Septina Rosalina Layan adalah komponis perempuan dari Papua yang menampilkan karya berikutnya. Septina merupakan komponis yang produktif belakangan ini. Ia juga meraih hibah dari Yayasan Kelola untuk mementaskan karyanya “Sagu (DA) vs Sawit”. Kali ini Septina menampilkan karyanya “Reincarnation of South Papua” untuk playback, kwartet gesek dan kick drum.
Pada karya ini Septi memanfaatkan suara lingkungan/bunyi-bunyian yang berasal dari Papua yang diputar ulang melalui laptop dan dikombinasikan dengan kwartet gesek yang memainkan material-material yang bersifat repetitif namun juga transendental. Elemen tempo dipercepat sedikit demi sedikit serta diisi dengan teriakan-teriakan yang saling bersahutan hingga akhir bagian, dan di tutup dengan bunyi vokal dan fade out dari pengeras suara. Karya dari Septina ini mengingatkan penulis dengan musik-musik tradisi dari Papua yang biasa digunakan sebagai iringan upacara tertentu.

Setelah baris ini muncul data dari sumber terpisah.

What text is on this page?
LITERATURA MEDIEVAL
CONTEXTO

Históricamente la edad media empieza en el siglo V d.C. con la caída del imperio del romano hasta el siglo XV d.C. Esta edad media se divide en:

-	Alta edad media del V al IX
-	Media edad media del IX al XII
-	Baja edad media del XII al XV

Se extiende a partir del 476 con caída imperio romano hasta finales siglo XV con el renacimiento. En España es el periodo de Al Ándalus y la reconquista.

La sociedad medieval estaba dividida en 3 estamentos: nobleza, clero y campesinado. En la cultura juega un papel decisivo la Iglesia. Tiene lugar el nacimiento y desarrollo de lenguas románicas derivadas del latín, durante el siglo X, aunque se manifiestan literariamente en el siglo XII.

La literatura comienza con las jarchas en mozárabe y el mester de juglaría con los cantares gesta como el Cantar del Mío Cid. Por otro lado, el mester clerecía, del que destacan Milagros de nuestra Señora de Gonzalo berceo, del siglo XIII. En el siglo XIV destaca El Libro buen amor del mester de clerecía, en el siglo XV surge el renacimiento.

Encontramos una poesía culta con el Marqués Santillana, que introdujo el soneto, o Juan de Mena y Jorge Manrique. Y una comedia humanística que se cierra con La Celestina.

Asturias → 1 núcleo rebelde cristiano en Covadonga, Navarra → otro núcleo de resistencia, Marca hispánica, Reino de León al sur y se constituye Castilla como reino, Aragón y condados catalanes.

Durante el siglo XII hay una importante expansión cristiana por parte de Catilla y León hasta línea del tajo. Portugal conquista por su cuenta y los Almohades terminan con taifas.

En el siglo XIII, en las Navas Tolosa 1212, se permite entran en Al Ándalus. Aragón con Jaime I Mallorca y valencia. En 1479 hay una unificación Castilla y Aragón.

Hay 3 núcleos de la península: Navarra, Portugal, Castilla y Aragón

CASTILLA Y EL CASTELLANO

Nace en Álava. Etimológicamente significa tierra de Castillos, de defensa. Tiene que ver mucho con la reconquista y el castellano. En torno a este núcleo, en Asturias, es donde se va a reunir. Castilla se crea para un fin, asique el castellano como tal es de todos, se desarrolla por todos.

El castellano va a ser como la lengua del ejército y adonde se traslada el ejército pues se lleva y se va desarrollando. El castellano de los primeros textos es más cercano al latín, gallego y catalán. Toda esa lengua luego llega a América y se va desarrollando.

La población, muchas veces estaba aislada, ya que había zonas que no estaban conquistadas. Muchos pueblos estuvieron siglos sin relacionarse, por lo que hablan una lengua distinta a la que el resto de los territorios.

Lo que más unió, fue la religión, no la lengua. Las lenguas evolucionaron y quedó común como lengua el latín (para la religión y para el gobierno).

Karya selanjutnya dengan format instrumen yang sama persis datang dari Wendi (Bandung) dan Kelvin (Jakarta). Wendi merupakan murid dari komponis senior Iwan Gunawan yang banyak berkarya di Indonesia maupun di luar Indonesia bersama grup gamelan besutannya, Ensemble Kyai Fatahilah.
Pada sesi seri komponis muda ini Wendi menampilkan karya yang berjudul “Ngalengkah” (melangkah). Bunyi dari karya ini sepintas mengingatkan penulis pada karakteristik karya kwartet gesek dari komponis-komponis Aliran Wina Kedua dengan karakteristik yang lain. Pada karya ini Wendi terlihat banyak memodifikasi tangga nada “pentatonis” yang juga mengingatkan penulis pada musik-musik Jawa Barat yang berangkat dari sistem pelog dan slendro. Namun pada karya ini Wendi mengaburkan kesan-kesan itu dengan memodifikasi nada-nada yang ia gunakan, seperti kita melihat lukisan lanskap kota Bandung yang “Blur”.
Karya selanjutnya dengan format instrumen yang sama adalah karya dari Yohanes Kelvin, seorang mahasiswa Pascasarjana Institut Kesenian Jakarta. Kelvin yang berguru kepada Otto Sidharta ini juga tergabung dalam Indonesian Contemporary Gamelan Ensemble. Ia memberi judul karya ini “Interlooking-Residu”. Karya ini berangkat dari residu ingatan masa kecilnya ketika berada di Kefamenanu, sebuah kota kecil di Pulau Timor. Ia mengadopsi ritme serta bunyi dari dari tarian adat Dawan. Karya ini merupakan karya yang “longgar,” ditandai dengan penggunaan notasi spasial yang mengizinkan pemain untuk saling berinteraksi tanpa terikat dengan birama yang ketat, namun bukan berarti karya ini bisa seenaknya dimainkan karena karya ini sudah tertulis dengan pola yang tertentukan.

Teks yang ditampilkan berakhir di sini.